Next week is an interesting one for FX, with two G10 rate decision next Wednesday – the RBNZ and the Bank of Canada – with both expected to deliver hikes: 25 basis points to take the rate to 1.25% for the RBNZ and a 50-basis point move from the Bank of Canada. Guidance will be important, given the very steep pace of further tightening priced into the curve for these two central banks – the RBNZ approximately priced for a 3.2% rate by year end (!) and the Bank of Canada for 2.6%. By the way, the 5-year Canadian yield has reached its highest level in over 10 years after trading at record lows in 2020. This will administer a massive slowdown on Canadian house price gains in the coming year to eighteen months, as mortgages are generally based on 5-year rates. The same dynamic applies for the US, where the Fed’s intention to step away from MBS purchases has seen a sharp spread widening for the spread of US mortgage yields beyond the 30-year US Treasury bond. The US 30-year fixed mortgage is pushing on 5%!
The ECB meets next Thursday after a recent attempt by key ECB members to keep the outlook for policy from running too aggressively higher. This has failed to tame EU yields, with the German 2-year pinned near cycle highs today – a test lies ahead there for the ECB, but the French presidential election could be the dominant factor depending on this Sunday’s first-round result.
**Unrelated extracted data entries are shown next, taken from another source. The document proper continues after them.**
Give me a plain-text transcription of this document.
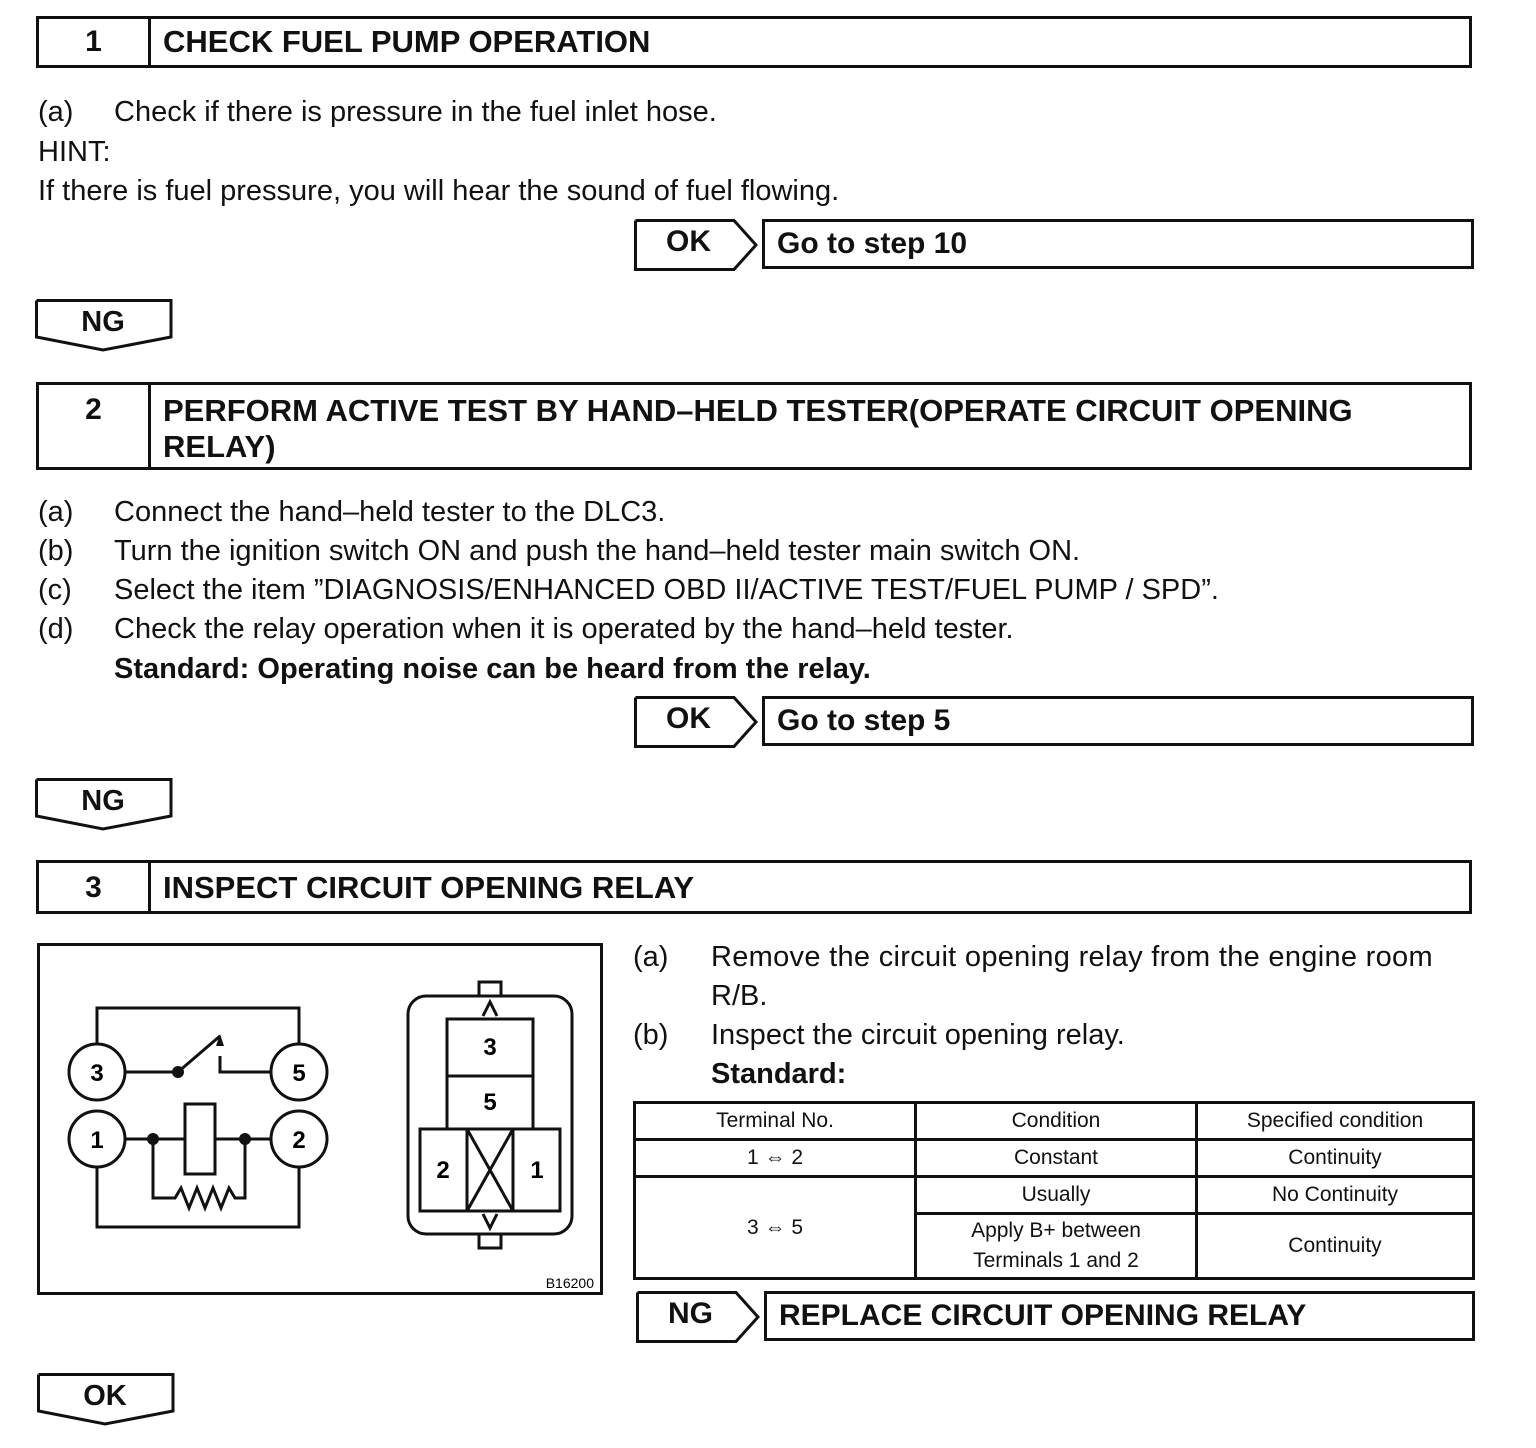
1	CHECK FUEL PUMP OPERATION
(a) Check if there is pressure in the fuel inlet hose.
HINT:
If there is fuel pressure, you will hear the sound of fuel flowing.
OK	Go to step 10
NG
2	PERFORM ACTIVE TEST BY HAND–HELD TESTER(OPERATE CIRCUIT OPENING RELAY)
(a) Connect the hand–held tester to the DLC3.
(b) Turn the ignition switch ON and push the hand–held tester main switch ON.
(c) Select the item ”DIAGNOSIS/ENHANCED OBD II/ACTIVE TEST/FUEL PUMP / SPD”.
(d) Check the relay operation when it is operated by the hand–held tester.
Standard: Operating noise can be heard from the relay.
OK	Go to step 5
NG
3	INSPECT CIRCUIT OPENING RELAY
3	5
1	2
3
5
2	1
B16200
(a) Remove the circuit opening relay from the engine room
R/B.
(b) Inspect the circuit opening relay.
Standard:
Terminal No.	Condition	Specified condition
1 ⇔ 2	Constant	Continuity
3 ⇔ 5	Usually	No Continuity

	Apply B+ between Terminals 1 and 2	Continuity
NG	REPLACE CIRCUIT OPENING RELAY
OK
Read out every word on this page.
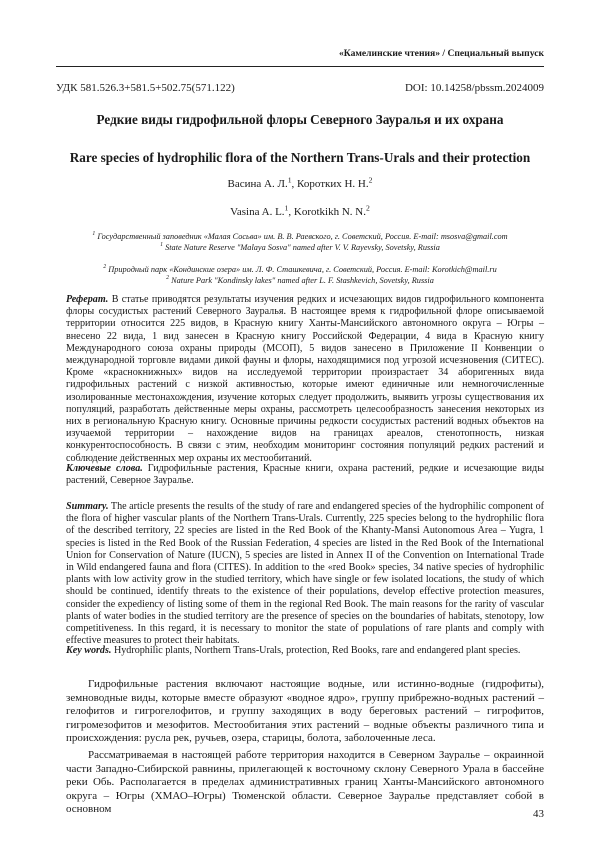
«Камелинские чтения» / Специальный выпуск
УДК 581.526.3+581.5+502.75(571.122)	DOI: 10.14258/pbssm.2024009
Редкие виды гидрофильной флоры Северного Зауралья и их охрана
Rare species of hydrophilic flora of the Northern Trans-Urals and their protection
Васина А. Л.$^1$, Коротких Н. Н.$^2$
Vasina A. L.$^1$, Korotkikh N. N.$^2$
$^1$ Государственный заповедник «Малая Сосьва» им. В. В. Раевского, г. Советский, Россия. E-mail: msosva@gmail.com
$^1$ State Nature Reserve "Malaya Sosva" named after V. V. Rayevsky, Sovetsky, Russia
$^2$ Природный парк «Кондинские озера» им. Л. Ф. Сташкевича, г. Советский, Россия. E-mail: Korotkich@mail.ru
$^2$ Nature Park "Kondinsky lakes" named after L. F. Stashkevich, Sovetsky, Russia
Реферат. В статье приводятся результаты изучения редких и исчезающих видов гидрофильного компонента флоры сосудистых растений Северного Зауралья. В настоящее время к гидрофильной флоре описываемой территории относится 225 видов, в Красную книгу Ханты-Мансийского автономного округа – Югры – внесено 22 вида, 1 вид занесен в Красную книгу Российской Федерации, 4 вида в Красную книгу Международного союза охраны природы (МСОП), 5 видов занесено в Приложение II Конвенции о международной торговле видами дикой фауны и флоры, находящимися под угрозой исчезновения (СИТЕС). Кроме «краснокнижных» видов на исследуемой территории произрастает 34 аборигенных вида гидрофильных растений с низкой активностью, которые имеют единичные или немногочисленные изолированные местонахождения, изучение которых следует продолжить, выявить угрозы существования их популяций, разработать действенные меры охраны, рассмотреть целесообразность занесения некоторых из них в региональную Красную книгу. Основные причины редкости сосудистых растений водных объектов на изучаемой территории – нахождение видов на границах ареалов, стенотопность, низкая конкурентоспособность. В связи с этим, необходим мониторинг состояния популяций редких растений и соблюдение действенных мер охраны их местообитаний.
Ключевые слова. Гидрофильные растения, Красные книги, охрана растений, редкие и исчезающие виды растений, Северное Зауралье.
Summary. The article presents the results of the study of rare and endangered species of the hydrophilic component of the flora of higher vascular plants of the Northern Trans-Urals. Currently, 225 species belong to the hydrophilic flora of the described territory, 22 species are listed in the Red Book of the Khanty-Mansi Autonomous Area – Yugra, 1 species is listed in the Red Book of the Russian Federation, 4 species are listed in the Red Book of the International Union for Conservation of Nature (IUCN), 5 species are listed in Annex II of the Convention on International Trade in Wild endangered fauna and flora (CITES). In addition to the «red Book» species, 34 native species of hydrophilic plants with low activity grow in the studied territory, which have single or few isolated locations, the study of which should be continued, identify threats to the existence of their populations, develop effective protection measures, consider the expediency of listing some of them in the regional Red Book. The main reasons for the rarity of vascular plants of water bodies in the studied territory are the presence of species on the boundaries of habitats, stenotopy, low competitiveness. In this regard, it is necessary to monitor the state of populations of rare plants and comply with effective measures to protect their habitats.
Key words. Hydrophilic plants, Northern Trans-Urals, protection, Red Books, rare and endangered plant species.

Гидрофильные растения включают настоящие водные, или истинно-водные (гидрофиты), земноводные виды, которые вместе образуют «водное ядро», группу прибрежно-водных растений – гелофитов и гигрогелофитов, и группу заходящих в воду береговых растений – гигрофитов, гигромезофитов и мезофитов. Местообитания этих растений – водные объекты различного типа и происхождения: русла рек, ручьев, озера, старицы, болота, заболоченные леса.

Рассматриваемая в настоящей работе территория находится в Северном Зауралье – окраинной части Западно-Сибирской равнины, прилегающей к восточному склону Северного Урала в бассейне реки Обь. Располагается в пределах административных границ Ханты-Мансийского автономного округа – Югры (ХМАО–Югры) Тюменской области. Северное Зауралье представляет собой в основном	43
Russia cut its policy rate 300 basis points to 17% in the wake of the powerful “stabilization” of the Russian ruble, but this is irrelevant for foreign exchange except for those Russian exporters receiving fewer rubles now for their hard currency exports. You and I and Russian depositors can’t trade in and out of rubles due to sanctions and Russian capital controls, so the real market rate is a complete unknown and will stay that way until the situation normalizes, if it ever does so. Russia can continue to cut rates if it wants to due to the capital controls as this eases any pressure from the impossible trinity (a country can only control two of the following: free capital flows, independent interest rate policy, fixed FX exchange levels). By freezing all capital flows, the Russian central bank can set the other two levels wherever it wants.
Table: FX Board of G10 and CNH trend evolution and strength.
The Euro is weaker, but still managed to gain from day’s lows today against the yen as the latter obsesses over rising sovereign yields – a bit surprised that there is zero EU existential strain in EURJPY, only a bit in EURCHF. Commodity FX is stumbling rather badly on the consolidation in many commodity prices this week – so far just a breather, but watching chart levels for major pairs.